これも春の兆しなのか。ずいぶんと日が長くなったことを感じる。
たとえば夕暮れ間近にふっと空を仰いだ時など。一番星見いつけたっと。 思わず童心に返ってなんだか嬉しくなって。その時はまだ夕焼けの紅い雲が。 ひと筋もふた筋も重なっていたりしては。そのくせキラキラと夜が始まる時。
落ちていくものをせつなく想いながら。その光る仕草に胸がときめくような。
そうして一日が。そうして何か言葉に出来ないものまでが黄昏ていくのだった。
昨夜寝静まった頃に突然彼が声をあげて驚く。わっと声をあげて私も目を覚ました。 西の窓の障子の向こうがやけに明るくて。なんだか誰かが明かりを照らしているかのよう。 一瞬ふたり身構えてしまう。足音が聞こえてきそうでとても不安な気持ちになった。
「月かな・・」っと彼が言う。「かもね・・」っと応えたもののとても落ち着かなくて。 「おしっこ・・」って彼が言うので。

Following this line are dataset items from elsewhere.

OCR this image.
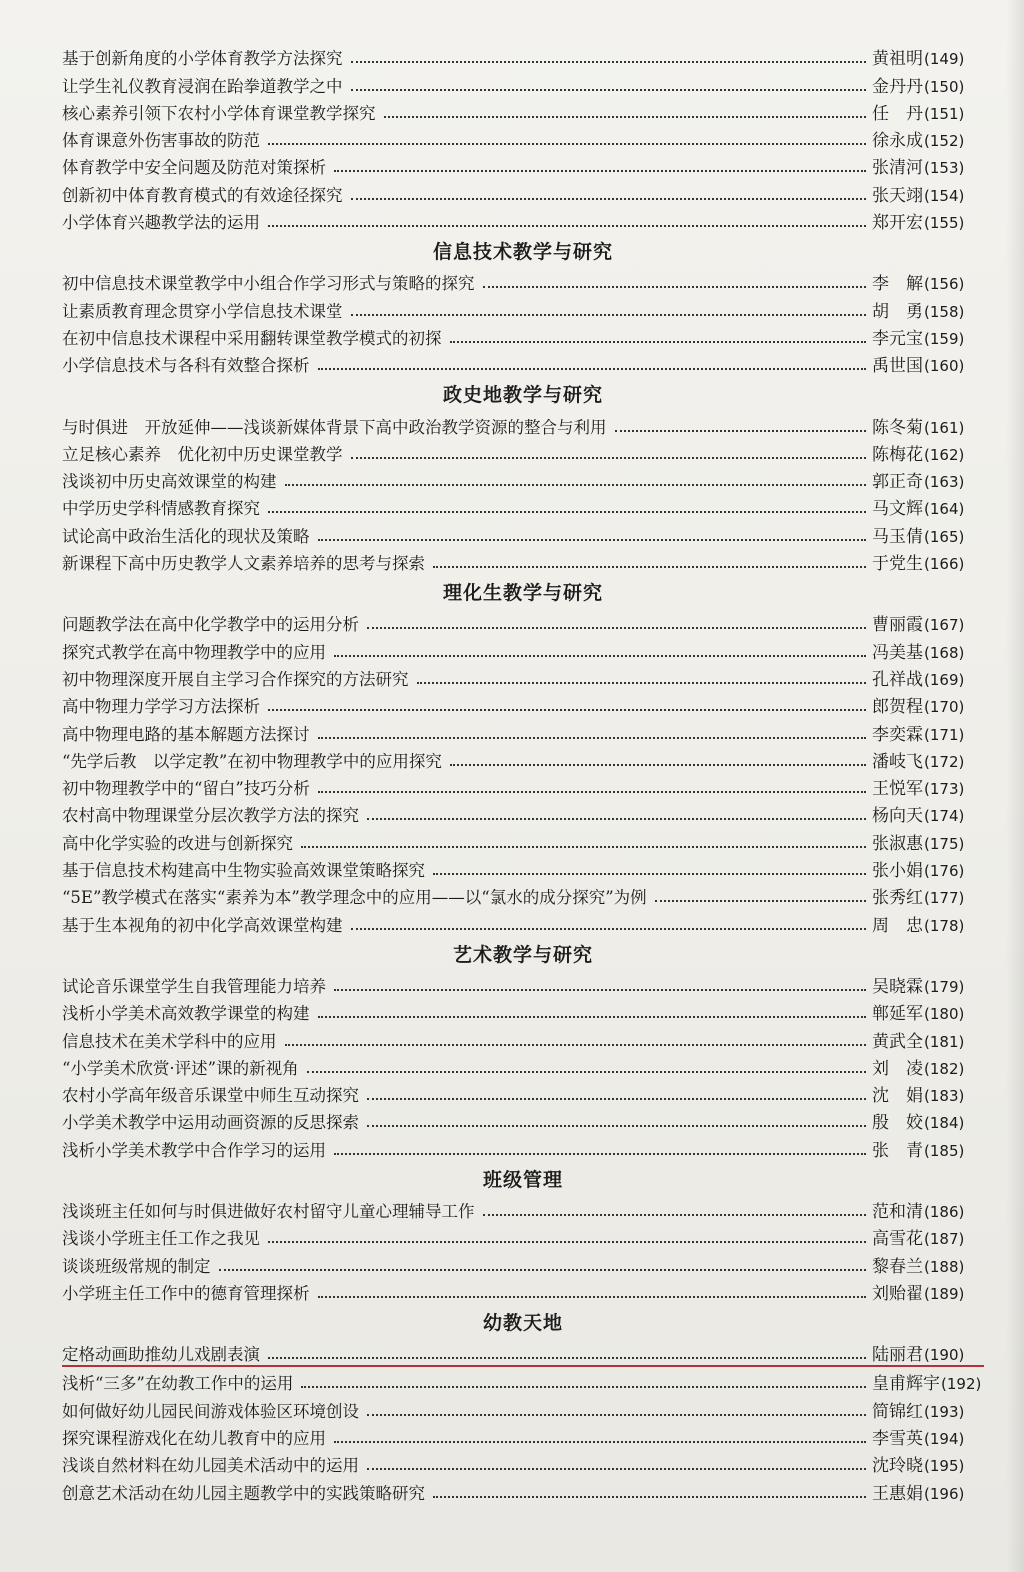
基于创新角度的小学体育教学方法探究	黄祖明(149)
让学生礼仪教育浸润在跆拳道教学之中	金丹丹(150)
核心素养引领下农村小学体育课堂教学探究	任　丹(151)
体育课意外伤害事故的防范	徐永成(152)
体育教学中安全问题及防范对策探析	张清河(153)
创新初中体育教育模式的有效途径探究	张天翊(154)
小学体育兴趣教学法的运用	郑开宏(155)
信息技术教学与研究
初中信息技术课堂教学中小组合作学习形式与策略的探究	李　解(156)
让素质教育理念贯穿小学信息技术课堂	胡　勇(158)
在初中信息技术课程中采用翻转课堂教学模式的初探	李元宝(159)
小学信息技术与各科有效整合探析	禹世国(160)
政史地教学与研究
与时俱进　开放延伸——浅谈新媒体背景下高中政治教学资源的整合与利用	陈冬菊(161)
立足核心素养　优化初中历史课堂教学	陈梅花(162)
浅谈初中历史高效课堂的构建	郭正奇(163)
中学历史学科情感教育探究	马文辉(164)
试论高中政治生活化的现状及策略	马玉倩(165)
新课程下高中历史教学人文素养培养的思考与探索	于党生(166)
理化生教学与研究
问题教学法在高中化学教学中的运用分析	曹丽霞(167)
探究式教学在高中物理教学中的应用	冯美基(168)
初中物理深度开展自主学习合作探究的方法研究	孔祥战(169)
高中物理力学学习方法探析	郎贺程(170)
高中物理电路的基本解题方法探讨	李奕霖(171)
“先学后教　以学定教”在初中物理教学中的应用探究	潘岐飞(172)
初中物理教学中的“留白”技巧分析	王悦军(173)
农村高中物理课堂分层次教学方法的探究	杨向天(174)
高中化学实验的改进与创新探究	张淑惠(175)
基于信息技术构建高中生物实验高效课堂策略探究	张小娟(176)
“5E”教学模式在落实“素养为本”教学理念中的应用——以“氯水的成分探究”为例	张秀红(177)
基于生本视角的初中化学高效课堂构建	周　忠(178)
艺术教学与研究
试论音乐课堂学生自我管理能力培养	吴晓霖(179)
浅析小学美术高效教学课堂的构建	郸延军(180)
信息技术在美术学科中的应用	黄武全(181)
“小学美术欣赏·评述”课的新视角	刘　凌(182)
农村小学高年级音乐课堂中师生互动探究	沈　娟(183)
小学美术教学中运用动画资源的反思探索	殷　姣(184)
浅析小学美术教学中合作学习的运用	张　青(185)
班级管理
浅谈班主任如何与时俱进做好农村留守儿童心理辅导工作	范和清(186)
浅谈小学班主任工作之我见	高雪花(187)
谈谈班级常规的制定	黎春兰(188)
小学班主任工作中的德育管理探析	刘贻翟(189)
幼教天地
定格动画助推幼儿戏剧表演	陆丽君(190)
浅析“三多”在幼教工作中的运用	皇甫辉宇(192)
如何做好幼儿园民间游戏体验区环境创设	简锦红(193)
探究课程游戏化在幼儿教育中的应用	李雪英(194)
浅谈自然材料在幼儿园美术活动中的运用	沈玲晓(195)
创意艺术活动在幼儿园主题教学中的实践策略研究	王惠娟(196)
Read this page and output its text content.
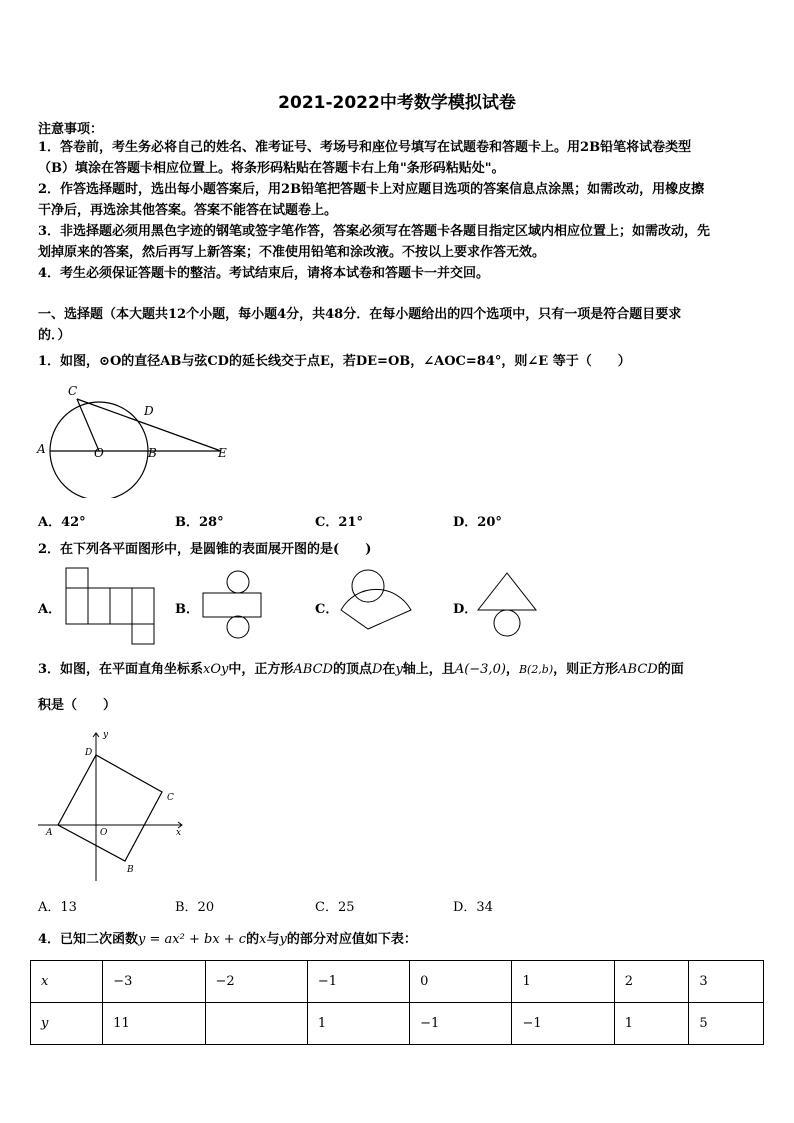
2021-2022中考数学模拟试卷
注意事项：
1．答卷前，考生务必将自己的姓名、准考证号、考场号和座位号填写在试题卷和答题卡上。用2B铅笔将试卷类型
（B）填涂在答题卡相应位置上。将条形码粘贴在答题卡右上角"条形码粘贴处"。
2．作答选择题时，选出每小题答案后，用2B铅笔把答题卡上对应题目选项的答案信息点涂黑；如需改动，用橡皮擦
干净后，再选涂其他答案。答案不能答在试题卷上。
3．非选择题必须用黑色字迹的钢笔或签字笔作答，答案必须写在答题卡各题目指定区域内相应位置上；如需改动，先
划掉原来的答案，然后再写上新答案；不准使用铅笔和涂改液。不按以上要求作答无效。
4．考生必须保证答题卡的整洁。考试结束后，请将本试卷和答题卡一并交回。
一、选择题（本大题共12个小题，每小题4分，共48分．在每小题给出的四个选项中，只有一项是符合题目要求
的．）
1．如图，⊙O的直径AB与弦CD的延长线交于点E，若DE=OB，∠AOC=84°，则∠E 等于（　　）
A
C
D
O	B	E
A．42°	B．28°	C．21°	D．20°
2．在下列各平面图形中，是圆锥的表面展开图的是(　　)
A．	B．	C．	D．
3．如图，在平面直角坐标系xOy中，正方形ABCD的顶点D在y轴上，且A(−3,0)，B(2,b)，则正方形ABCD的面
积是（　　）
y
D
C
A	O	x
B
A．13	B．20	C．25	D．34
4．已知二次函数y = ax² + bx + c的x与y的部分对应值如下表：
x	−3	−2	−1	0	1	2	3
y	11		1	−1	−1	1	5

「わたしも・・」っと一緒にトイレに行った。
その間ほんの数分。部屋へ戻ると何ということだろう。障子には不気味なシルエットが。 まるで悪魔の手のような。おっきな毒蜘蛛が窓にへばりついているような恐ろしさで。 とても正視できない有り様。ぶるぶるっと身震いをしながら布団をすっぽり被った。
あれはきっと裏の柿の木。なんでもないただの柿の木を月が照らしているのだから。 そしたら時計が。よして欲しいのに時を知らせて。なんと草木も眠る丑三つ時である。
とにかくなんとしても眠らなくては。楽しいことをいっぱい思い出そうと躍起になる。 それなのに目を閉じると得体の知れない物が。ぶつかるようにして向かってくるのだ。
彼はといえばもう寝息をたてている。一緒に呼吸を整えてみたりしてみたが眠れない。 そうだ牧場の子羊達を呼ぼうと。可愛いのが柵をぴょんと乗り越える場面にしてみたり。 それも100匹ともなるとさすがに疲れて。ああもうめんどくさいって思ったりもする。
そうしてうとうとしながら夢をみていた。何処だろうここは何処だろうと思っていたら。 もう朝だった。かったるくて頭はずしんと重いけれども。さすがに朝は嬉しいものだ。
ふたりで朝食をとりながら「ねえ・・あれ見た?」って恐る恐る訊いてみる。 「柿の木だろ」「月がちょっと動いたからさ」「だから朝が来るんだろうが」
ああうんやっぱそうか。だよねってすごくほっとしたのもつかも間。
満月はいつ?っとついつい調べてしまった私だった。 満月まであと4日あるらしい。だとすると今夜も柿の木お化けが出そうでならない。
月はおぼろで春とする。ならばまだまだ冬らしさかな・・・。